Only those who pass the means test — meaning they fall below a certain income level — qualify for Chapter 7 bankruptcy. This type of bankruptcy is usually quicker and somewhat more straightforward than Chapter 13. However, Chapter 7 is also referred to as a liquidation proceeding, as many of the filer’s assets could be sold to satisfy creditors. People can expect to hang on to certain exempt property.

Those who earn too much for Chapter 7 can file for Chapter 13, which is a process that usually lasts anywhere from three to five years. People who pursue Chapter 13 keep their valuable assets and instead create a repayment plan, subject to the court’s approval, to satisfy a portion of their debts. Any remaining qualifying debt leftover at the end of the payment plan is typically discharged.

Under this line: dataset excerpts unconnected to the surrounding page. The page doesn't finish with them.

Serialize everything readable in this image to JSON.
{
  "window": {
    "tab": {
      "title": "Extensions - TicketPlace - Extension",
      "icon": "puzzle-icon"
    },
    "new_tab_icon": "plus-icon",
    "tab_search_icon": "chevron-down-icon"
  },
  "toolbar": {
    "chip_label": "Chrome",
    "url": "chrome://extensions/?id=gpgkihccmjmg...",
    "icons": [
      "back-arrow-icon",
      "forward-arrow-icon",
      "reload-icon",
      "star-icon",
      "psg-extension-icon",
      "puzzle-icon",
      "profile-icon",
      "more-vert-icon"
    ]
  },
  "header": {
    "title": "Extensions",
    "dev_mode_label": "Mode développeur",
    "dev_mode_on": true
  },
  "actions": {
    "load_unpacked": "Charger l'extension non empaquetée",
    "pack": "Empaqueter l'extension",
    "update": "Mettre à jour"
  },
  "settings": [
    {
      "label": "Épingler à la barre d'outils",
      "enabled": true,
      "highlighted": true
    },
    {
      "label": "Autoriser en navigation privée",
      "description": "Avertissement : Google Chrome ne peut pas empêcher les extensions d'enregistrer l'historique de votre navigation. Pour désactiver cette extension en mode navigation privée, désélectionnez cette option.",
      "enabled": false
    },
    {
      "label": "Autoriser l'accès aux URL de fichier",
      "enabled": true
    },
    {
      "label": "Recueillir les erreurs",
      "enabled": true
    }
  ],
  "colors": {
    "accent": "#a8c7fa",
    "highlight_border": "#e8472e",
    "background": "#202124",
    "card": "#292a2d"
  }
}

Chapter 7 bankruptcies account for around 71% of all filings, meaning that many people who are struggling to keep up with debt are simply not able to earn enough. Even those who file for Chapter 13 face the problem of balancing debts against income. It does not matter whether one earns very little or what may seem like sufficient income — financial problems can hit anyone in Maryland. Deciding how to move forward with those financial problems can be the most important decision a person ever makes, so seeking guidance from an experienced party is usually well advised.